Sempre me restará amar. Escrever é alguma coisa extremamente forte mas que pode me trair e me abandonar: posso um dia sentir que já escrevi o que é meu lote neste mundo e que eu devo aprender também a parar. Em escrever eu não tenho nenhuma garantia. Ao passo que amar eu posso até a hora de morrer. Amar não acaba. É como se o mundo estivesse a minha espera. E eu vou ao encontro do que me espera.
Espero em Deus não viver do passado. Ter sempre o tempo presente e, mesmo ilusório, ter algo no futuro.
 
C.L.

 
É incômodo ler sobre a solidão porque, no fundo, não queremos aceitá-la. O ser humano tem medo da solidão. Se fôssemos tentar encontrar em nós mesmos algo que nos preenchesse, levaríamos uma vida inteira.

" A comunicação muda
O que nos salva da solidão é a solidão de cada um dos outros. Às vezes, quando duas pessoas estão juntas, apesar de falarem, o que elas comunicam silenciosamente uma à outra é o sentimento de solidão."
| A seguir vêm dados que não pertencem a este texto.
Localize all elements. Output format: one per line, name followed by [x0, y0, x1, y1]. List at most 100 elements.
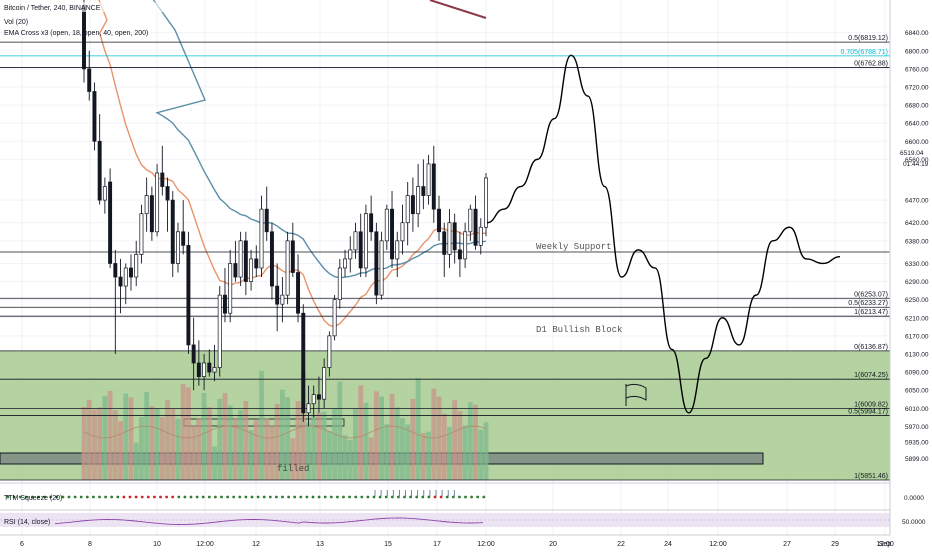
candle-body: [149, 195, 154, 233]
time-tick-label: 20: [549, 541, 557, 548]
candle-body: [264, 208, 269, 233]
volume-bar: [165, 400, 170, 480]
candle-body: [390, 208, 394, 260]
time-tick-label: Sep: [879, 541, 892, 548]
time-tick-label: 6: [20, 541, 24, 548]
squeeze-dot: [360, 495, 364, 499]
volume-bar: [112, 410, 118, 480]
volume-bar: [274, 403, 280, 480]
squeeze-dot: [189, 495, 193, 499]
squeeze-dot: [195, 495, 199, 499]
squeeze-dot: [476, 495, 480, 499]
squeeze-dot: [390, 495, 394, 499]
candle-body: [238, 240, 243, 278]
squeeze-dot: [214, 495, 217, 499]
volume-bar: [462, 425, 468, 480]
candle-body: [129, 267, 133, 278]
time-tick-label: 12:00: [876, 541, 894, 548]
fib-level-label: 0.5(6233.27): [848, 300, 888, 307]
flag-icon[interactable]: [625, 383, 647, 406]
time-tick-label: 17: [433, 541, 441, 548]
squeeze-dot: [238, 495, 242, 499]
squeeze-dot: [18, 495, 22, 499]
squeeze-dot: [445, 495, 449, 499]
candle-body: [410, 195, 415, 215]
time-tick-label: 12: [252, 541, 260, 548]
volume-bar: [118, 421, 123, 480]
squeeze-dot: [451, 495, 455, 499]
candle-body: [442, 231, 447, 255]
candle-body: [155, 172, 160, 233]
volume-bar: [394, 407, 400, 480]
candle-body: [384, 208, 389, 242]
squeeze-dot: [281, 495, 284, 499]
current-price-label: 6519.04: [900, 150, 924, 157]
volume-bar: [420, 432, 426, 480]
price-tick-label: 6840.00: [905, 30, 929, 37]
price-tick-label: 6130.00: [905, 351, 929, 358]
squeeze-dot: [85, 495, 89, 499]
squeeze-dot: [372, 495, 376, 499]
squeeze-dot: [110, 495, 114, 499]
volume-bar: [441, 413, 447, 480]
candle-body: [202, 362, 207, 377]
squeeze-dot: [378, 495, 382, 499]
candle-body: [207, 362, 212, 373]
squeeze-dot: [482, 495, 486, 499]
squeeze-dot: [293, 495, 297, 499]
volume-bar: [269, 425, 275, 480]
squeeze-dot: [116, 495, 120, 499]
volume-bar: [373, 391, 379, 480]
volume-bar: [363, 402, 369, 480]
volume-bar: [175, 418, 181, 480]
squeeze-dot: [177, 495, 181, 499]
candle-body: [437, 208, 441, 233]
countdown-label: 01:44:19: [903, 161, 929, 168]
time-tick-label: 24: [664, 541, 672, 548]
volume-bar: [97, 407, 103, 480]
volume-bar: [238, 409, 244, 480]
squeeze-indicator-label[interactable]: TTM Squeeze (20): [4, 495, 62, 502]
volume-bar: [337, 381, 343, 480]
rsi-indicator-label[interactable]: RSI (14, close): [4, 519, 50, 526]
indicators: [0, 482, 932, 536]
candle-body: [212, 367, 217, 373]
volume-bar: [170, 408, 176, 480]
squeeze-dot: [439, 495, 443, 499]
candle-body: [123, 267, 128, 287]
ema-slow-line: [429, 0, 487, 19]
volume-bar: [144, 392, 150, 480]
axes: 6840.00 6800.00 6760.00 6720.00 6680.00 6640.…: [20, 0, 932, 550]
squeeze-dot: [201, 495, 205, 499]
volume-indicator-label[interactable]: Vol (20): [4, 19, 28, 26]
squeeze-dot: [232, 495, 236, 499]
squeeze-dot: [104, 495, 107, 499]
price-tick-label: 6090.00: [905, 370, 929, 377]
squeeze-dot: [384, 495, 388, 499]
fib-level-label: 0(6136.87): [854, 344, 888, 351]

C.L.            Crônicas para jovens; de amor e amizade

A hora da verdade.

Li Clarice aos 15 anos de idade. Nada mal para quem já sabia o que queria da vida: lecionar. Se entendi perfeitamente o que estava lendo? Não, pra falar a verdade. Clarice é muito mais profunda do que se espera em sua leitura e eu ainda não sabia o tamanho da profundidade de uma alma. Mas me interessei, porque, apesar de sua alegoria latente, percebi que é possível sentir o outro vivo - e nesse caso, "a outra" - mesmo sem tocá-lo. Então A Hora da Estrela estava entrando no meu subconsciente como algo questionável. Não queria aceitar o que minha primeira "leitura de adulto" estava me proporcionando. Por que a vida de Macabéa seria tão difícil, tão vazia a ponto de não saber "feliz serve pra quê?". Chorei. Devolvi o livro à bibliotecária e deixei Lispector em algum lugar dentro de mim. Passaram-se 4 anos. Li Clarice algumas outras vezes nesse meio tempo, com uma enorme curiosidade, mas com um medo maior ainda de descobrí-la. Comprei o livro que lera anos atrás e relí. Compreendi, então, que o que Macabéa sente é o que, na maioria das vezes, abraça a alma de (quase) todos. Eu posso sentir.